The Compilability Thresholds of 2-CNF to OBDD
This work addresses a theoretical problem in computational complexity and knowledge compilation, providing precise thresholds that align with known properties like satisfiability and treewidth, but it is incremental as it builds on existing threshold results.
The paper tackles the problem of compilability thresholds for random 2-CNF formulas to OBDDs, showing that with high probability, formulas admit polynomial-size OBDDs for δ < 1/2 or δ > 1, but only exponential-size OBDDs for 1/2 < δ < 1.

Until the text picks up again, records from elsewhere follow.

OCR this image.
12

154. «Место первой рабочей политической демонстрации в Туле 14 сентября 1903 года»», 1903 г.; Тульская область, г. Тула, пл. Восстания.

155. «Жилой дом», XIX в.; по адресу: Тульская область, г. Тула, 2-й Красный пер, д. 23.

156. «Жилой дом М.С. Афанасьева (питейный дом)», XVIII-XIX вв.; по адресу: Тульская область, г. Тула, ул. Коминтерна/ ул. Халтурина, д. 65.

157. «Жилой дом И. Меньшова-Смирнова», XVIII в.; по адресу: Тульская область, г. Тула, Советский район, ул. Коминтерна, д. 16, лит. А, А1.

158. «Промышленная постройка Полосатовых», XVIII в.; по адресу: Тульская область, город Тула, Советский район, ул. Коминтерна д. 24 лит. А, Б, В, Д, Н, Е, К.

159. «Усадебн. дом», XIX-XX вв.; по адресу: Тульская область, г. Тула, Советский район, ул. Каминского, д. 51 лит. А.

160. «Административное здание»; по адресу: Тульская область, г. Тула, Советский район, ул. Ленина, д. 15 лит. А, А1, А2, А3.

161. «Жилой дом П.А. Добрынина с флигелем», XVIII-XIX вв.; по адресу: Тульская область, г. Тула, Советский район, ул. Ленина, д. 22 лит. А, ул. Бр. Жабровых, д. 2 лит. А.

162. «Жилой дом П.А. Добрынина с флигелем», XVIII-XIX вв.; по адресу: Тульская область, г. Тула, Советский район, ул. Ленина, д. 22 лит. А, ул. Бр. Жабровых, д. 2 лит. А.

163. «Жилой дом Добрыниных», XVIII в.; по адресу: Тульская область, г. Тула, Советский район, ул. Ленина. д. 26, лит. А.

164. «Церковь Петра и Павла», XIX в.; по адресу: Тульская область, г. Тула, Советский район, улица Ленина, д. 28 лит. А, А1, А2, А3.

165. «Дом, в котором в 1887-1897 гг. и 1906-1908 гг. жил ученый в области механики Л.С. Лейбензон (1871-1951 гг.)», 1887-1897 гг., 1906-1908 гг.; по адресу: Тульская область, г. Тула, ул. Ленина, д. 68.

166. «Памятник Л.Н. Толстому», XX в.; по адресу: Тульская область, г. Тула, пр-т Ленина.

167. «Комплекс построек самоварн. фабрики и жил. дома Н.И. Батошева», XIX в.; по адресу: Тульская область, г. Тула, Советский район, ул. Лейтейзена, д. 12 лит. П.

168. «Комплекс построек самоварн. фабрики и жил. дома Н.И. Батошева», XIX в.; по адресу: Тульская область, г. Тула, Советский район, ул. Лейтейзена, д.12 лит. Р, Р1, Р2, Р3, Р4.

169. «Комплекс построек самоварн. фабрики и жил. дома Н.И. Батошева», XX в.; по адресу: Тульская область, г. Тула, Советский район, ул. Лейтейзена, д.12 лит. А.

We prove the existence of two thresholds regarding the compilability of random 2-CNF formulas to OBDDs. The formulas are drawn from $\mathcal{F}_2(n,δn)$, the uniform distribution over all 2-CNFs with $δn$ clauses and $n$ variables, with $δ\geq 0$ a constant. We show that, with high probability, the random 2-CNF admits OBDDs of size polynomial in $n$ if $0 \leq δ< 1/2$ or if $δ> 1$. On the other hand, for $1/2 < δ< 1$, with high probability, the random $2$-CNF admits only OBDDs of size exponential in $n$. It is no coincidence that the two ``compilability thresholds'' are $δ= 1/2$ and $δ= 1$. Both are known thresholds for other CNF properties, namely, $δ= 1$ is the satisfiability threshold for 2-CNF while $δ= 1/2$ is the treewidth threshold, i.e., the point where the treewidth of the primal graph jumps from constant to linear in $n$ with high probability.